古代寺院のなかには、今でいう銀行のような役割を果たしていた機関もあったようです。

平安時代初期・奈良薬師寺の僧景戒によって書かれた『日本霊異記』に、そのような機関があったようなことを示唆させる興味深いお話が載っています。

同書中二四に、「閻羅王の使の鬼、召さるる人の賂を得て免す縁」というお話がありまして、それによると聖武天皇の時代(724~749)のこと、京の大安寺の近くに楢磐嶋(ならいわしま)という男がいました。

男は大安寺から銭三十貫を借りて、越前の敦賀へ行き、北陸の名産などもろもろの品を買い入れたといいます。

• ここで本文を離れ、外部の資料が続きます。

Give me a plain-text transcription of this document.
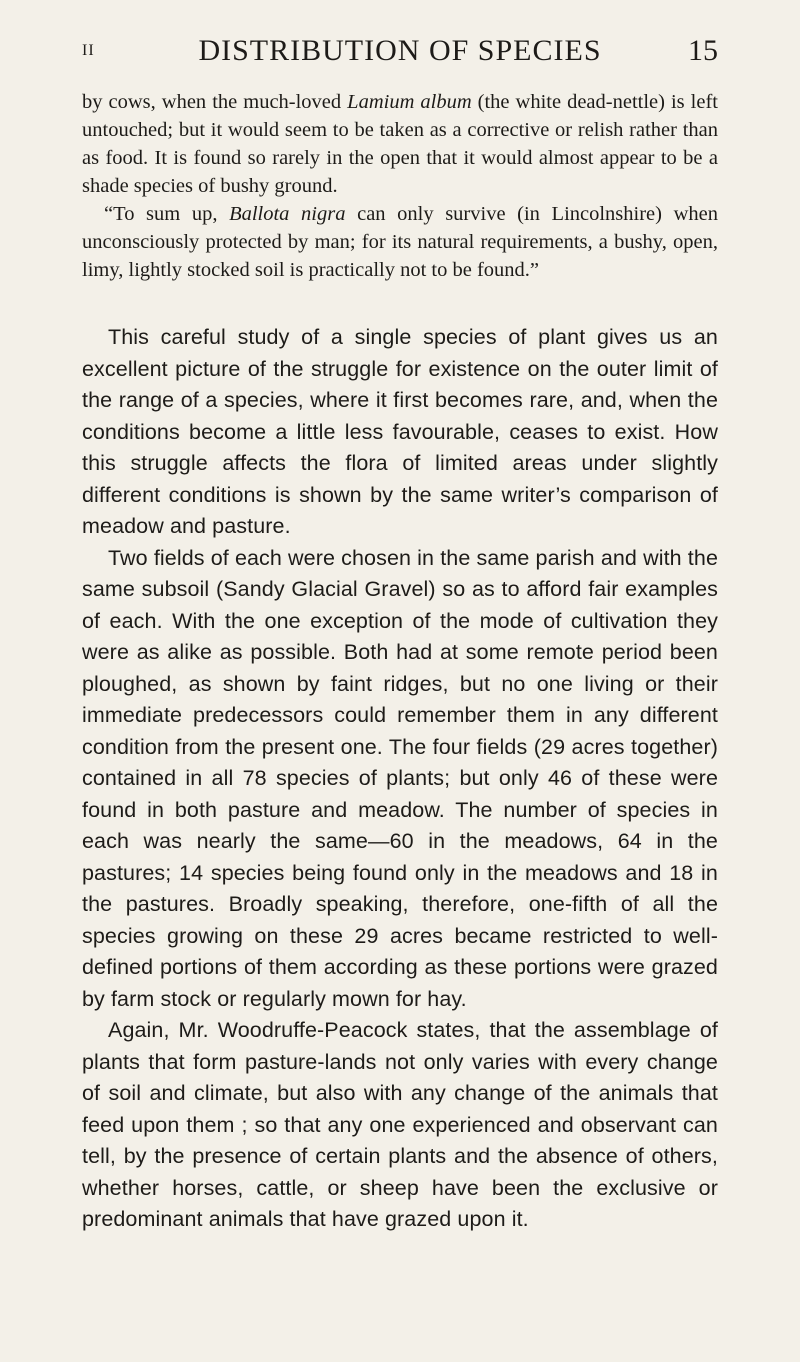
II	DISTRIBUTION OF SPECIES	15

by cows, when the much-loved Lamium album (the white dead-nettle) is left untouched; but it would seem to be taken as a corrective or relish rather than as food. It is found so rarely in the open that it would almost appear to be a shade species of bushy ground.

“To sum up, Ballota nigra can only survive (in Lincolnshire) when unconsciously protected by man; for its natural requirements, a bushy, open, limy, lightly stocked soil is practically not to be found.”

This careful study of a single species of plant gives us an excellent picture of the struggle for existence on the outer limit of the range of a species, where it first becomes rare, and, when the conditions become a little less favourable, ceases to exist. How this struggle affects the flora of limited areas under slightly different conditions is shown by the same writer’s comparison of meadow and pasture.

Two fields of each were chosen in the same parish and with the same subsoil (Sandy Glacial Gravel) so as to afford fair examples of each. With the one exception of the mode of cultivation they were as alike as possible. Both had at some remote period been ploughed, as shown by faint ridges, but no one living or their immediate predecessors could remember them in any different condition from the present one. The four fields (29 acres together) contained in all 78 species of plants; but only 46 of these were found in both pasture and meadow. The number of species in each was nearly the same—60 in the meadows, 64 in the pastures; 14 species being found only in the meadows and 18 in the pastures. Broadly speaking, therefore, one-fifth of all the species growing on these 29 acres became restricted to well-defined portions of them according as these portions were grazed by farm stock or regularly mown for hay.

Again, Mr. Woodruffe-Peacock states, that the assemblage of plants that form pasture-lands not only varies with every change of soil and climate, but also with any change of the animals that feed upon them ; so that any one experienced and observant can tell, by the presence of certain plants and the absence of others, whether horses, cattle, or sheep have been the exclusive or predominant animals that have grazed upon it.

当時、大安寺には修多羅衆(すたらしゅう)という経典の研究組織があり、この組織を運営するために、集められた寄付金を元金として、利息をつけて貸し出していたようです。

これを、「銭貨出挙」といいます。

和銅開珍が鋳造されるようになってから30年後頃のことの話です。当時の寺院では、運営資金を作るために、割とこういったやり方を採用していたようで、

「寺の金を借りて商いの資金とし、利息を奉納すれば、それが九十九となって閻魔様に召されない」

ともいわれていたようです。

磐嶋は、敦賀で買いつけた商品を船に乗せ、琵琶湖を上って帰途についたところ、突然急病にかかってしまいます。そこで船を留め馬を借りて帰ろうとして、琵琶湖西岸を走る北陸道を南下し山代(山背)の宇治橋に至ると不思議な風貌の男たちに出会いました。

この男たちは、実は閻羅王(閻魔王)の使いの鬼たち。冥界から磐嶋を召しに来たといいます。

ところが、そこへ四天王の使いが現れて

「磐嶋は寺の銭を借りて商いをしているので、閻羅王には召されないので、勘弁してやって欲しい」

と懇願します。

磐嶋もそこで、使いの鬼たちをたっぷり御馳走し、ようやく冥界に行くことを放免してもらったのだといいます。

このように、古代の商人たちは、お寺から資本金を借りて、貿易港に出かけて商品を仕入れ、都でそれを売って利益を得ていたようです。